Maria Faria 30/10/2016
Histórias de um psicoterapeuta
O Carrasco do Amor e Outras Histórias de Psicoterapia foi recomendação de uma podcaster e a forma como ela falou do livro me fez correr para o site da livraria para comprá-lo. Sempre quis ler algum livro sobre psicoterapia, mas sempre me preocupei com a veracidade das histórias escritas já que estes profissionais precisam preservar o sigilo dos casos atendidos. Aqui Yalom esclarece que modificou as histórias o suficiente para que os pacientes jamais fossem identificados, mas preservou a essência de cada caso para que psicoterapeutas e pacientes encontrassem em seu livro realidades tão capazes de os fazer sentir parte de cada história. São dez casos escritos como contos. Cada caso aborda um tema diferente e possui sua particularidade, mas ainda assim é possível se identificar com a lição de cada relato. Lendo o livro foi impossível largá-lo até terminar cada história. A curiosidade é atiçada ao limite máximo, principalmente se o mesmo se houver identificação com algum detalhe de cada história.
Comecei a ler o livro antes de dormir e foi uma péssima escolha, pois quase no final as letras começaram a dançar diante de meus olhos. Não encontrei outra solução senão a de deixar para o outro dia. O caso de Thelma, com o título que dá nome ao livro, me fez fazer uma rápida visita em casa em meu horário de almoço já que a vontade de conhecer o desfecho preencheu meus pensamentos.
E engana-se quem pensar que Irvin relatará sessões como um terapeuta perfeito.

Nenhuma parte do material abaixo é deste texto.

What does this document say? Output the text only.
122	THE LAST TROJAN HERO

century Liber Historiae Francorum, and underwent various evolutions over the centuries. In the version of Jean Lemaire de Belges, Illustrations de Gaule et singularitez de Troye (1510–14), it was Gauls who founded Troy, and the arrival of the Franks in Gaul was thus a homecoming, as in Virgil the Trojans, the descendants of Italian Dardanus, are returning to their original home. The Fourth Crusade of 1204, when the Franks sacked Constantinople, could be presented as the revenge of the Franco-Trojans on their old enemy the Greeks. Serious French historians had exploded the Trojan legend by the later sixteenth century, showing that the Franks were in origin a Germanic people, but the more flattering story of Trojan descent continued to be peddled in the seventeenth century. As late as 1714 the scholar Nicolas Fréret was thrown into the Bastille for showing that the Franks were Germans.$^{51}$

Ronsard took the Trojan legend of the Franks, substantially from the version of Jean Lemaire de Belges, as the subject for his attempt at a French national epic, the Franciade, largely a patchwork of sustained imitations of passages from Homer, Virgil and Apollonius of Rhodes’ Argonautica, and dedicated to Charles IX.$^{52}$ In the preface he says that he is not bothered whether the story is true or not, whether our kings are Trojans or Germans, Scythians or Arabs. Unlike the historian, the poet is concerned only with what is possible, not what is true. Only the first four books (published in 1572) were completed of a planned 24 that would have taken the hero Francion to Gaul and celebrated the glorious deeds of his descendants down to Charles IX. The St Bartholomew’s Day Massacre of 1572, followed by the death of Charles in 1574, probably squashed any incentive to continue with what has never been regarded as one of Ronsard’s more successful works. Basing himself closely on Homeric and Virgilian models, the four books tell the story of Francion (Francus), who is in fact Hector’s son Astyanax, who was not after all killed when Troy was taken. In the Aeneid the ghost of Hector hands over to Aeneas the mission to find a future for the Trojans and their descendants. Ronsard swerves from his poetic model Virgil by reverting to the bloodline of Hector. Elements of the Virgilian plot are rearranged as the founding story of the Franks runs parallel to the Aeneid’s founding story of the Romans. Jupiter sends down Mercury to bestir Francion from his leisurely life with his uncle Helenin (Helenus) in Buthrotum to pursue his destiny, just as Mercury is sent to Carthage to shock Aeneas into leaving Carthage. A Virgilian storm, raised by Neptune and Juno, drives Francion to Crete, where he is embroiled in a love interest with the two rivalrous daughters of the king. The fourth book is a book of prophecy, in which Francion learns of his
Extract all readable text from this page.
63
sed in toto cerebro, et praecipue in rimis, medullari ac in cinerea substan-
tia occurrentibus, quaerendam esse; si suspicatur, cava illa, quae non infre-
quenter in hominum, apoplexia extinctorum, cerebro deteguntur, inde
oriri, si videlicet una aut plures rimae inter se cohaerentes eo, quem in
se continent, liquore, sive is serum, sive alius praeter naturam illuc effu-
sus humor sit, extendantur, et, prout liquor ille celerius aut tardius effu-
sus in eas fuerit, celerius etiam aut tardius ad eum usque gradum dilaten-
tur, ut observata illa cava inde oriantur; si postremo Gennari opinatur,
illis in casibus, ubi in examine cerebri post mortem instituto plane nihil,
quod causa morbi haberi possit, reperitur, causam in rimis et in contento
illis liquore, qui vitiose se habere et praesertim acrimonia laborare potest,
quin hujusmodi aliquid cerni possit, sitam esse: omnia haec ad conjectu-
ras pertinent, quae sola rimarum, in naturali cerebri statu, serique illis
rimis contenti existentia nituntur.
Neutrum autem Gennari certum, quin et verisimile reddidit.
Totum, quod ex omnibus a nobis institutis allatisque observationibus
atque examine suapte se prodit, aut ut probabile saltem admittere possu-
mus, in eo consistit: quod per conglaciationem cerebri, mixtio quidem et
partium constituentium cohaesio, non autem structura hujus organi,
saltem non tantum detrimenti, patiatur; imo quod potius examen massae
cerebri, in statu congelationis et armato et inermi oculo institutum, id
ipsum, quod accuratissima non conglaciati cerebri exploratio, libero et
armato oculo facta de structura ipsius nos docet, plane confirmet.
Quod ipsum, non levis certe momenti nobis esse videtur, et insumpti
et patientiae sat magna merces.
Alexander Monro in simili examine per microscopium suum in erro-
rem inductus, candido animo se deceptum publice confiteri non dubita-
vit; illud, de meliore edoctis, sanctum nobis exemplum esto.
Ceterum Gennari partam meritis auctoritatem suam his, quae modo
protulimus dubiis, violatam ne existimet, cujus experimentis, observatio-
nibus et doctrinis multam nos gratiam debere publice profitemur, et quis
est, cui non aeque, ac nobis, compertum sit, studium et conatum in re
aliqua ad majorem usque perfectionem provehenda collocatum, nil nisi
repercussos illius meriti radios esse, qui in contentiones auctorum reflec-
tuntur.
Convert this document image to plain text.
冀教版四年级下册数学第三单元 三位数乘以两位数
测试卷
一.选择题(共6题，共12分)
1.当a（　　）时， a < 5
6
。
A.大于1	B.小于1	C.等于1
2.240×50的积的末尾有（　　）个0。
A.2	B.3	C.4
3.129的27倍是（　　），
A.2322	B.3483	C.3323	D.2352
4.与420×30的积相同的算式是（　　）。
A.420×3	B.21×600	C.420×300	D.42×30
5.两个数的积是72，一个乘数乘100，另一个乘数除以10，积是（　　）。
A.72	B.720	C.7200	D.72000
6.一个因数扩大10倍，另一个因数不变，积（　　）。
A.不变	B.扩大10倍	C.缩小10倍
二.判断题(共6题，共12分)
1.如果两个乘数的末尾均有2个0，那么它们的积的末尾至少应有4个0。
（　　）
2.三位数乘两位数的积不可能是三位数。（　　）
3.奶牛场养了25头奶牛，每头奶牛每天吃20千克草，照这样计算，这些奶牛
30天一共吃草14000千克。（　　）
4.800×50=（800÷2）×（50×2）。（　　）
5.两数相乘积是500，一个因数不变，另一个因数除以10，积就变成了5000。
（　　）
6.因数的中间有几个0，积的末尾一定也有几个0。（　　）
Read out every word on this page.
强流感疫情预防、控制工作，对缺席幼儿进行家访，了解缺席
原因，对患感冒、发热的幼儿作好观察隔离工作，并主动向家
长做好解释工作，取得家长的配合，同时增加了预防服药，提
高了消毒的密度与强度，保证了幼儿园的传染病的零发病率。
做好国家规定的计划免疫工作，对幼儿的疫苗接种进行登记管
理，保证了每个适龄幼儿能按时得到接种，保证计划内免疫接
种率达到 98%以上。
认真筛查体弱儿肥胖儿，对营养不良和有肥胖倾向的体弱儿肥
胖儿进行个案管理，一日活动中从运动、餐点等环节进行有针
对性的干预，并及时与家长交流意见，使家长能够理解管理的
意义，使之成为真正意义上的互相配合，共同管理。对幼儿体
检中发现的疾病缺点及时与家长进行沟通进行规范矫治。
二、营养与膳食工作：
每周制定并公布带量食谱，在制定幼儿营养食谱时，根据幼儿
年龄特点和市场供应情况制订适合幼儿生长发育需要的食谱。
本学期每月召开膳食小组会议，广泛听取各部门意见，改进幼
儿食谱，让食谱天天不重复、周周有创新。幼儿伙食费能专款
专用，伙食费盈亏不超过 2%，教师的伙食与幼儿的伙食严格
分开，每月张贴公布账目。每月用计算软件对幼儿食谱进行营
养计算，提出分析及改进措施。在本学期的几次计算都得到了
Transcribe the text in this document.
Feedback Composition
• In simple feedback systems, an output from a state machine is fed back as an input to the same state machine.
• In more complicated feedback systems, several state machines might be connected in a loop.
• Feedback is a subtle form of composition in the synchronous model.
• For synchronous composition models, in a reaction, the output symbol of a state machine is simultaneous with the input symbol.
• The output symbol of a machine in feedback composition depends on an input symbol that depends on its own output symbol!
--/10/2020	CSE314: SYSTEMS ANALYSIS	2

O autor não mediu palavras para relatar seus erros, pensamentos indevidos e até mesmo seu comportamento às vezes inconveniente, pois, não restará dúvidas após a leitura deste livro: terapeuta também é um ser humano. Sua sinceridade no Capítulo 3 – A mulher gorda – incomoda e causa dúvidas sobre o que ainda poderá ser lido. O psicoterapeuta autor tem uma repulsa por mulheres obesas e para seu castigo, ou redenção, começa a atender uma paciente justamente obesa. Todos os casos possuem particularidades e o que mais ficou claro em todos eles é que a preocupação do psicoterapeuta estava em não tirar do paciente uma “verdade” na qual ele acredita e o sustenta, se não tiver outra crença forte o suficiente para colocar no lugar.
O primeiro caso é de uma senhora de 70 anos que se vê obcecada pelo seu antigo terapeuta, um amor (ou paixão?) platônico que dura oito anos. Ela vive depressiva, lembrando apenas os 27 dias em que viveram um breve romance. O papel de Yalom neste caso foi justamente o de carrasco do amor (olha o título aqui!). Ele passou todas as sessões tentando arrancar esta paixão de Thelma – nome fictício da paciente – para que ela se libertasse da prisão vivenciada por uma paixão avassaladora não correspondida. Seu antigo terapeuta, recém-formado e cerca de trinta anos mais jovem, viveu com ela uma noite de sexo mais vinte e sete dias de romance, abandonando-a de repente sem dar explicações satisfatórias. Ela persistiu oito anos deixando recados em sua secretária eletrônica, passou por sessões de terapia com vários outros psicoterapeutas e não conseguiu se desvencilhar desta obsessão que a perturbava e não a deixava viver. Este caso revelou a impotência do terapeuta diante de um apego profundo do paciente. Por mais que Irvin tentasse, não conseguiu tomar dos braços de Thelma aquele amor platônico que ela cultivava por oito anos. Esse capítulo do livro é uma boa ilustração de que tirar uma ilusão tão profunda sem substituo que preencha o vazio que fica, é quase mais inútil do que deixar a pessoa viver da ilusão. A única saída encontrada pelo psicoterapeuta foi marcar uma sessão para os três juntos: a perdida apaixonada, o antigo terapeuta e o atual terapeuta como orientador do encontro. Será que deu certo? O final deste caso é muito interessante, mas a vida não termina em felizes para sempre como nos contos de fada e enquanto o final de uma vida não chega, não podemos colocar ponto final na história.
No consultório do autor passarão casos que causam empatia e outros que são repulsivos, como o caso de Carlos que mesmo sofrendo com um câncer grave não conseguia conter seus desejos sexuais, a ponto de afirmar que se o estupro fosse legalizado, ele o praticaria.
O livro é sem dúvida uma excelente leitura para pessoas que já fizeram psicoterapia. É possível se identificar com comportamentos e soluções relatadas por Irvin. Para os psicólogos e psiquiatras deve ser também um bom material de estudo, pois em alguns momentos o autor debate temas teóricos, deixando o livro até mesmo um pouco devagar para aqueles que não são estudiosos da psicologia.